With polls in the Big Spring municipal election set to open at the Dorothy Garrett Coliseum from 7 a.m. until 7 p.m., local election officials are hoping for a heavy turnout to make up for the lighter-than-expected balloting received during early voting.
“We really had expected higher numbers during early voting, especially with the water project on the ballot. The issue has been a hot one in the community and that will usually drive voter turnout up,” Saundra Bloom, election administrator for the county, said. “Generally speaking, May is not a good month for voter turnout. This is Mother's Day weekend, plus you have a lot of folks going out of town for their children's playoff games, so it's a very busy time. That's not exactly conducive for good election totals.”
Big Spring City Council voted unanimously to have the water and wastewater project placed on the May ballot during their Feb. 14 meeting, a move that drew both praise and criticism from various voices in the community.

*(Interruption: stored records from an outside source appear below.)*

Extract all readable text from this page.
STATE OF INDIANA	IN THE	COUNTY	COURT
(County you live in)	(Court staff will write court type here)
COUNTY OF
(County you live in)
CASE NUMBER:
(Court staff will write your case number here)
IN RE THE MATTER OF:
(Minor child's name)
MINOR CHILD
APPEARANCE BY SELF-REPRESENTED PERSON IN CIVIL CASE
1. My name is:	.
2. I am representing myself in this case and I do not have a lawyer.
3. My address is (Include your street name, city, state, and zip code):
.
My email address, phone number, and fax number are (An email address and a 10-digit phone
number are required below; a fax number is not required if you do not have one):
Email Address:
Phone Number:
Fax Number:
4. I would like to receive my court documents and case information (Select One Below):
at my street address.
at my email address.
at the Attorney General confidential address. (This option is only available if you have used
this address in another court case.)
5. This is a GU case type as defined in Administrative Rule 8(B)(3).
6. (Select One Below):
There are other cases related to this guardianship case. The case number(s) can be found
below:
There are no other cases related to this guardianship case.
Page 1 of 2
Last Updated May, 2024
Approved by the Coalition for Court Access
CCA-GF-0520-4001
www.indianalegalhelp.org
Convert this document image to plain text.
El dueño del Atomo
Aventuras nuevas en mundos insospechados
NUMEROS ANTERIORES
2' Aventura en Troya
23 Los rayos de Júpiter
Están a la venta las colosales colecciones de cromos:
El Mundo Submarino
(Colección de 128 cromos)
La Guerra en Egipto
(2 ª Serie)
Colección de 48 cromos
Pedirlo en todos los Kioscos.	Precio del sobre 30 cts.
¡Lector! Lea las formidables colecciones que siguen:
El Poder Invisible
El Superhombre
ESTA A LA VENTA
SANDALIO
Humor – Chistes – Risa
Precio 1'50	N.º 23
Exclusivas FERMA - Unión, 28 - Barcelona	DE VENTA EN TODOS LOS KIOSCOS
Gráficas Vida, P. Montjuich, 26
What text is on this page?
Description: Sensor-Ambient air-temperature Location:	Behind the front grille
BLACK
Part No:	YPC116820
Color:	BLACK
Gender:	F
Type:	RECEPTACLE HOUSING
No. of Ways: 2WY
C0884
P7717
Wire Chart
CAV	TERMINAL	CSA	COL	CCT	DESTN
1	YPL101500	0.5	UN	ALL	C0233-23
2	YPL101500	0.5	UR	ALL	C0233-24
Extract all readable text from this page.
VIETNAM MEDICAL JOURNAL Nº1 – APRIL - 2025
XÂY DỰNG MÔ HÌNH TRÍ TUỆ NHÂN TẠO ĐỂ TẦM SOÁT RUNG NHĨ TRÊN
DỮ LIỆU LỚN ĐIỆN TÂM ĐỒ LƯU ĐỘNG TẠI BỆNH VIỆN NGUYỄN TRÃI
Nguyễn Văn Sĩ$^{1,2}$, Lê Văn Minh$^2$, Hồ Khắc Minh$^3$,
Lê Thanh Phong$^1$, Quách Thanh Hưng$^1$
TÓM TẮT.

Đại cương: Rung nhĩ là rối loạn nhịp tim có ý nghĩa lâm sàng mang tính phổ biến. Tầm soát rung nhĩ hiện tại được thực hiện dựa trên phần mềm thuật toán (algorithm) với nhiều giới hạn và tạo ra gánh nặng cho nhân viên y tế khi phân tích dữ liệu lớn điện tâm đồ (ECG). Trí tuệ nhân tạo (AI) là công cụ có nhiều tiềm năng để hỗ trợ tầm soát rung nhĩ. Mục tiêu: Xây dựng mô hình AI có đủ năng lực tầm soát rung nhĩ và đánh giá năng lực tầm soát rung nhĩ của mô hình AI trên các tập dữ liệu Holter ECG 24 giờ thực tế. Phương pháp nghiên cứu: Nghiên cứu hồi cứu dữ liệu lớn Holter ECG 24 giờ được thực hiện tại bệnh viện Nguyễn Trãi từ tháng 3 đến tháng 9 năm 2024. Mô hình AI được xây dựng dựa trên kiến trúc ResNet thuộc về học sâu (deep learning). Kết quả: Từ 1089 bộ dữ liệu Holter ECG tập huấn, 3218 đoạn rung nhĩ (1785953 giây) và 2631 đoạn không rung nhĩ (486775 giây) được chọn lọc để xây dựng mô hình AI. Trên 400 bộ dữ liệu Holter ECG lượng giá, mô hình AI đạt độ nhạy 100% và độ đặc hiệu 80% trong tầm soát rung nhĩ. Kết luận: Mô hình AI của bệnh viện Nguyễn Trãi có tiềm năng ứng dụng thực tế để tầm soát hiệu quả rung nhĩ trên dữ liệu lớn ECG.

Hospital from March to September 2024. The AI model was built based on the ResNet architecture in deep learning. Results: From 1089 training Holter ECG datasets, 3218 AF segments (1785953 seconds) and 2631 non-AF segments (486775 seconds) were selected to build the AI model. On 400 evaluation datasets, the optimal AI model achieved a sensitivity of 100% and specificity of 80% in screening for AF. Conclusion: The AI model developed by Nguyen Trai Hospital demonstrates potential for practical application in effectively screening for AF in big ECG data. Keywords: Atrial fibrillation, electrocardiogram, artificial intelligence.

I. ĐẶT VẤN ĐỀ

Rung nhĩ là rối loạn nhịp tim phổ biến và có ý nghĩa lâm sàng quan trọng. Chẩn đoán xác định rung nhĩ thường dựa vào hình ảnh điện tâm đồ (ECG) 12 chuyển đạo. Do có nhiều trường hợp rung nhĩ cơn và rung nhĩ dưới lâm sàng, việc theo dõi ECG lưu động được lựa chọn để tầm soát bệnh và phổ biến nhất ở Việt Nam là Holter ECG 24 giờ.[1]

The ballot language, in part, reads “Shall the Big Spring Economic Development Corporation, a Type 4A Development Corporation, be authorized to use the sales and use tax imposed under Chapter 504 of the Development Corporation Act” for a 4B project, namely to “construct, acquire, improve, renovate and equip improvements and facilities for the supply and conservation of water, including the repair and rehabilitation of the city of Big Spring's water and wastewater treatment plants and repair and replacement of water distribution lines located in the city.”
As part of the agreement between the council and the Big Spring Economic Development board of directors, if voters approve the project the EDC will provide $750,000 a year for the first two years, and then 40 percent of its sales tax revenue — with a floor of $500,000 and a ceiling of $750,000 for the following 18 years — with the city of Big Spring picking up the remainder of the tab.
Bloom said a lack of understanding by the voters may be to blame for the slow voter turnout so far.
“It's possible a lot of people simply don't understand the project or how this use of economic development funds will effect the community, so they are simply avoiding the issue,” Bloom said. “It's really hard to say at this point. Regardless, we're hoping to see a good turnout Saturday.”
Also on the Big Spring ballot is the race for the District 4 seat on the city council, the only contested race in this year's election.
Bobby McDonald — businessman and husband of incumbent District 4 Councilwoman Gloria McDonald, who decided not to run for re-election — faces off against Loretta Farquhar for the seat.
Big Spring Independent School District also has one contested election — District 2. Incumbent Maria Padilla is running against Ed Ware and Pat Deanda. Balloting for the BISD election is also being held at the Dorothy Garrett Coliseum from 7 a.m. until 7 p.m.
The city of Coahoma has six candidates vying for three at-large seats on its city council. Incumbents Linda Luce, Paulette Lindsey and Zach Johnson are all seeking re-election, while challengers Billy Sullivan, Dan Shelburne and John Mulkey look to unseat them.
Coahoma Independent School District has three positions — all at large— up for election. Brian Moore, board president, Jody Reid and Alan Wright are all incumbents running for re-election. Challengers are Leslie Tindol, Gerald King and Paul Lewis.
Polls for both Coahoma contests will be located at the Coahoma Community Center and will be open from 7 a.m. until 7 p.m. Saturday
Sands ISD has three at-large positions on its ballot. Incumbents Tommy Staggs and Bill Barnes are running for re-election. Michael Wigington, Wes Higgins, Blayne Archuleta and Matt Snell are also seeking election.
The poll for the Sands ISD election will be located at the school, according to district officials, and will be open from 7 a.m. until 7 p.m.